Drinking Wine in Washington with Kids


If you journey east to Walla Walla, the land that produces Washington’s biggest, boldest fruits, it’s worth breaking up the trip. While much closer to Walla Walla than Seattle, J. Bookwalter offers families a fine respite at their winery and restaurant. Parents will be impressed with their literary-themed varietals and kids will enjoy the field, which is close enough to be monitored from the patio, but distant enough for parents to ignore low-volume crying and tantrums. The field also has games set up, like corn hole and bocce ball.


Drinking Wine in Washington with Kids


As noted, most vineyards in Washington are not estate. Walla Walla, though, is home to a few. For kids who find peace (or will tire out) among the grapevines, head to Pepper Bridge or nearby Northstar Winery, or the newly opened Aluvé. At Aluvé, kids fascinated by fighter jets and pilots can speak with one winemaker, while parents chat vintages with the other. (Both Aluvé winemakers each served more than twenty years in the Air Force flying combat missions.)
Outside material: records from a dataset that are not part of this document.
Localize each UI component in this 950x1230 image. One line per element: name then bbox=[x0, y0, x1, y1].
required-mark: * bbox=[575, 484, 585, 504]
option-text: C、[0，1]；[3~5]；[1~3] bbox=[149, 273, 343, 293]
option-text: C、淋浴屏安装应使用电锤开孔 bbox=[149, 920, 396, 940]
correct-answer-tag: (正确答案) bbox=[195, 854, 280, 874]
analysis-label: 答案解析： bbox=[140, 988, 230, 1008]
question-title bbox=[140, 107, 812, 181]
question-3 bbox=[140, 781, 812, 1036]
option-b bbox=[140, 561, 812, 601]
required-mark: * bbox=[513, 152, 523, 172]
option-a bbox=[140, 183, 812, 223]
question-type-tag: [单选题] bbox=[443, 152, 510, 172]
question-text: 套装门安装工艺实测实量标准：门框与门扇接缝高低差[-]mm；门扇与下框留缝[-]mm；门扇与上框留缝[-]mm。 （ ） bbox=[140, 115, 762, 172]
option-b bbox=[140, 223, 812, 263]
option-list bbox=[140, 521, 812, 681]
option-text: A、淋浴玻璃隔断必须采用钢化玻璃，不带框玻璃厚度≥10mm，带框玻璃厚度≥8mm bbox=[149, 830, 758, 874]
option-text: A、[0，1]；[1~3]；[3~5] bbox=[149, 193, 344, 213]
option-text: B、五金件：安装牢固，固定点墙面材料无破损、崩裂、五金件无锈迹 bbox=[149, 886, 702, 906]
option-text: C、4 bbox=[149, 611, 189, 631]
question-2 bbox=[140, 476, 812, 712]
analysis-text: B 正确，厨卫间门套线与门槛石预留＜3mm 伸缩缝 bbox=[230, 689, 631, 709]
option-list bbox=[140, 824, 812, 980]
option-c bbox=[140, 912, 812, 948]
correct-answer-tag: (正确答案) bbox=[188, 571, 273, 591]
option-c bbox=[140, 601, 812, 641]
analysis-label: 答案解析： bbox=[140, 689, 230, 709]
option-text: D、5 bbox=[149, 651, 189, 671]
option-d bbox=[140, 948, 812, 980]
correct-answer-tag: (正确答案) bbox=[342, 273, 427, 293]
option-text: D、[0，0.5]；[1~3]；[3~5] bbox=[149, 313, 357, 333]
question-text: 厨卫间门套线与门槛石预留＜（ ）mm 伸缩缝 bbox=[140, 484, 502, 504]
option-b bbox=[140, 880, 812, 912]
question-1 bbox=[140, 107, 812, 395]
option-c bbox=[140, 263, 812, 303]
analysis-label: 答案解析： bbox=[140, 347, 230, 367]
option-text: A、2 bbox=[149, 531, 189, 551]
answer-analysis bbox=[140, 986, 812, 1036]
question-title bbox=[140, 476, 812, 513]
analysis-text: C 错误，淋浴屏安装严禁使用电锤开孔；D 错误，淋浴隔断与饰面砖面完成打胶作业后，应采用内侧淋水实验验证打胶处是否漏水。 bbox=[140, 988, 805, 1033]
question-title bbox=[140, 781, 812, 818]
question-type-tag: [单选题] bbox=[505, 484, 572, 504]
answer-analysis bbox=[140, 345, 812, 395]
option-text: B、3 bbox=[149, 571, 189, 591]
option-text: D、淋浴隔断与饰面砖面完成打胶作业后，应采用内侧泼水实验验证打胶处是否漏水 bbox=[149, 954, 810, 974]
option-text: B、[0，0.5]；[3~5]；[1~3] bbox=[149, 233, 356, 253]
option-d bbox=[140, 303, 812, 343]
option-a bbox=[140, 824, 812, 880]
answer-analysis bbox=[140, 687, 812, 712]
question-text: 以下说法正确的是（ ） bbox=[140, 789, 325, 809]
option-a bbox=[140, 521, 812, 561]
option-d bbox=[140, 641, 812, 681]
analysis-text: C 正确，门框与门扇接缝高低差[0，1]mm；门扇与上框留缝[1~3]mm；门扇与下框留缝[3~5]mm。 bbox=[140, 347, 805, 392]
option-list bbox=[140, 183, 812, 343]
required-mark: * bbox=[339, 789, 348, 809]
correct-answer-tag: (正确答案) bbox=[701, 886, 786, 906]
Another option is downtown Walla Walla, which is replete with tasting rooms. While most are a tad stuffy, many have outdoor seating, keeping the two classes–those with children and those without–from passive-aggressively staring too hard at one another. Best about drinking on and around Main Street is that no driving is necessary. So as long as you can push the stroller home, glasses in the air.
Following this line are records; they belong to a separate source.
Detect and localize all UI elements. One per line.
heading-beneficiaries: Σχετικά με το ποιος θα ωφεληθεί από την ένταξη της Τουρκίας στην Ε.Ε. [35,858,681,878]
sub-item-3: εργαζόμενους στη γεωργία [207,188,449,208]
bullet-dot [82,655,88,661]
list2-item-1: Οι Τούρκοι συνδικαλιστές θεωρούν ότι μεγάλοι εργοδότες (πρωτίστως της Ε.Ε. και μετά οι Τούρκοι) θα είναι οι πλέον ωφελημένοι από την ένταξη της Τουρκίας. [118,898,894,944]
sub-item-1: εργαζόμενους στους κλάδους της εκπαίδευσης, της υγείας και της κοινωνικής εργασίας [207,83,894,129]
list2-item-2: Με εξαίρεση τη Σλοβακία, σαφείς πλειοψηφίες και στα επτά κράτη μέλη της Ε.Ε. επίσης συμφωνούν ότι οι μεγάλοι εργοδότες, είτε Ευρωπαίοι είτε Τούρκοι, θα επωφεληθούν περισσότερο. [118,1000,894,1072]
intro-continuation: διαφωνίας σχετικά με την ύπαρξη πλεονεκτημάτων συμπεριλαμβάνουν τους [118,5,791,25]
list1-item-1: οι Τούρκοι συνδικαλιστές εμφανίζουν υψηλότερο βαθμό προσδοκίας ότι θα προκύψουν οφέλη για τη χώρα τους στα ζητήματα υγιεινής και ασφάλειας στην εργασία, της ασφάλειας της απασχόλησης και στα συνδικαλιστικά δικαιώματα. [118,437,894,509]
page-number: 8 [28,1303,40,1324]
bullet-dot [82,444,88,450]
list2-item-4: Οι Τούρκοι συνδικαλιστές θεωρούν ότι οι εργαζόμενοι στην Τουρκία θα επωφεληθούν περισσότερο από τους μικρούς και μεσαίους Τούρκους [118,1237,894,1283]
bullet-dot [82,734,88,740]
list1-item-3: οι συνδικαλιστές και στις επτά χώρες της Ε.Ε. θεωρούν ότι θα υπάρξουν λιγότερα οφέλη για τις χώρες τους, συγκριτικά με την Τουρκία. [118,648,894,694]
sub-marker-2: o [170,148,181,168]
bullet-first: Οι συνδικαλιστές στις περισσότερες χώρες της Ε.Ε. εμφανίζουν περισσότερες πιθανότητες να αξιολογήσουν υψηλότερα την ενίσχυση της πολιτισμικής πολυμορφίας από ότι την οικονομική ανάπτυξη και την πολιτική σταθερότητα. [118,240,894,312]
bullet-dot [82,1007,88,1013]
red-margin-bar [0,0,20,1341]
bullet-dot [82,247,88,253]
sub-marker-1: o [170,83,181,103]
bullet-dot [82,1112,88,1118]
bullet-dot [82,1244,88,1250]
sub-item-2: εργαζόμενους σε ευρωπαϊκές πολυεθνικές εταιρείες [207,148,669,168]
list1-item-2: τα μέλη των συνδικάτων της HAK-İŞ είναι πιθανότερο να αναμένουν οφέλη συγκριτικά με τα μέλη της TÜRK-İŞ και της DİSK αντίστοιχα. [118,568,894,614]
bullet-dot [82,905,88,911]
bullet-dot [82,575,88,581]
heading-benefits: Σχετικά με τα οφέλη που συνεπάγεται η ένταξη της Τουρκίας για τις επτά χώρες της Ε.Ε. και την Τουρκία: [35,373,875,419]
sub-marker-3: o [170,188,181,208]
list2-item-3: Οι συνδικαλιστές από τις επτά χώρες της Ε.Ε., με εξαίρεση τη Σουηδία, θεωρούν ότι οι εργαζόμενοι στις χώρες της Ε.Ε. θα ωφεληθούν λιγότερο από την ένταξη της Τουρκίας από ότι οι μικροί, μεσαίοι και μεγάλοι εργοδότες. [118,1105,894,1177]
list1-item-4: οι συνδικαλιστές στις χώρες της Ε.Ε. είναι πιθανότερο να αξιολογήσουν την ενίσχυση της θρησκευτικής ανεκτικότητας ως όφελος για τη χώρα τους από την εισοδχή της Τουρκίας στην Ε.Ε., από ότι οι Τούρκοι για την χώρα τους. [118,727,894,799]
If the kids do get antsy, myriad bribes exist in and around town, like a trip to Pioneer Park–with its fields, huge playgrounds, and duck ponds–or stops on Main Street for ice cream parlors, candy shops, or toy stores.
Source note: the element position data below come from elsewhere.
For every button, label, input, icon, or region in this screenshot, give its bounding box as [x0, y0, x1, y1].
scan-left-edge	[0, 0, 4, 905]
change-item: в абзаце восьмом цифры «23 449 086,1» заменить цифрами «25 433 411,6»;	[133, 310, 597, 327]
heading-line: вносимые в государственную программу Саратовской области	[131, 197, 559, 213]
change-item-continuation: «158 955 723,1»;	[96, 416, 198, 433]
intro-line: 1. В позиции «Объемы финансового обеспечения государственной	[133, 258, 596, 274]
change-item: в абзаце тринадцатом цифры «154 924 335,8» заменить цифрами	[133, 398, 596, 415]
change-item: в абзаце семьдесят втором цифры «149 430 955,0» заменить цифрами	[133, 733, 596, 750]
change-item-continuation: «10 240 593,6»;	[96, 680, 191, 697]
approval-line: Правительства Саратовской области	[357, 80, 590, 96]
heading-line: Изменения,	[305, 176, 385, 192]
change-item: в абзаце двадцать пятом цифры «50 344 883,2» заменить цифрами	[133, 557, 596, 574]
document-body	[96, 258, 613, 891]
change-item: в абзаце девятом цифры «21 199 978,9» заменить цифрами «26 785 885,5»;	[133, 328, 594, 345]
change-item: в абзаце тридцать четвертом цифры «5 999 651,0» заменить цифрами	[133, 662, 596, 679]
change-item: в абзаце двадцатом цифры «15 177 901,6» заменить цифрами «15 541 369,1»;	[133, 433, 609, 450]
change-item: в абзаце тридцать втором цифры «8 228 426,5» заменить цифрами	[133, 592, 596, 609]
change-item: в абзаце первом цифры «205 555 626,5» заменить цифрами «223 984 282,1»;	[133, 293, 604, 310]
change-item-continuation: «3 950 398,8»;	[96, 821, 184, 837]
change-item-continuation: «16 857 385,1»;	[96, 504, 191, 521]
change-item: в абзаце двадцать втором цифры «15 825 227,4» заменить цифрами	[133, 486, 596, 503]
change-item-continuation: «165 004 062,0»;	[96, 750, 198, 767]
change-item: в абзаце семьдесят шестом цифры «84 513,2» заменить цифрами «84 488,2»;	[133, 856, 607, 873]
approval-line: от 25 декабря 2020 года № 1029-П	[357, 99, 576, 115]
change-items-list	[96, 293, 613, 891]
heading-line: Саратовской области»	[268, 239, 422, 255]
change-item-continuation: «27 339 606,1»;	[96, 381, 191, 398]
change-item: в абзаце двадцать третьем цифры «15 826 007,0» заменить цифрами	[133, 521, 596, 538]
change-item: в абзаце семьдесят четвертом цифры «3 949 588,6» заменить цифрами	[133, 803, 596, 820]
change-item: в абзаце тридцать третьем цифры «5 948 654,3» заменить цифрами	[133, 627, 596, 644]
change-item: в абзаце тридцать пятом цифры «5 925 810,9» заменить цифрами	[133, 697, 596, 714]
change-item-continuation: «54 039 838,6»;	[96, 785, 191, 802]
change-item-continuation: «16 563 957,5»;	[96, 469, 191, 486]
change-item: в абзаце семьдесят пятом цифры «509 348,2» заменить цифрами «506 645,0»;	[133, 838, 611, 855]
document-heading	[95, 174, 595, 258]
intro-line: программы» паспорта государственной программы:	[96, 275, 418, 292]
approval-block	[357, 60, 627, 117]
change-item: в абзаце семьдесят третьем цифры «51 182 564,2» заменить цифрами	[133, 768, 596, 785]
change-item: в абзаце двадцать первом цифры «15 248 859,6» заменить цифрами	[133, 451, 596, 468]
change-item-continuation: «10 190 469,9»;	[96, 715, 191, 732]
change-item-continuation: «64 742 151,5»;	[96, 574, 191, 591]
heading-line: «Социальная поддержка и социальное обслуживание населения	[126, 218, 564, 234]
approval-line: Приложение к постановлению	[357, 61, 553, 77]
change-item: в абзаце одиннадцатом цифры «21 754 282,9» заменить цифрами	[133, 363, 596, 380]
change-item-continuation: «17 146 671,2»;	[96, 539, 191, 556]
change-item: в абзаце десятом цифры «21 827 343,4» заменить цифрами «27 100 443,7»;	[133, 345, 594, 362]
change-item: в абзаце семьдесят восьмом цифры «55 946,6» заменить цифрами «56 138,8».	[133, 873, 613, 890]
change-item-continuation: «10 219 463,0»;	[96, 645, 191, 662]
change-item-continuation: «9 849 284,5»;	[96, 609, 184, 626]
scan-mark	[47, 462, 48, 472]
Drinking Wine in Washington with Kids


(Side story: My wife and I had promised our three-year-old ice cream, but teased her on the walk over that they only served vegetable- and fish-flavored ice cream. She broke down. We scooped her off the pavement and promised her that we were only kidding. Lo and behold, the ice cream shop had cucumber and corn ice cream on their limited menu. They tasted lovely, but my daughter refused to even sample the flavors, traumatized by the thought of vegetables in her ice cream. Really, you can never win.)


Now, to blow your mind: One of the best restaurants in town has a kids’ play area. Call up Brasserie Four and reserve the table nearest to the play area. You’ll be pleasantly surprised to find multi-colored plasticware set up beside your more formal plate and utensils. Then just sit back, select a wine from their extensive menu, and enjoy great food in proximity to your children causing havoc in an acceptable space.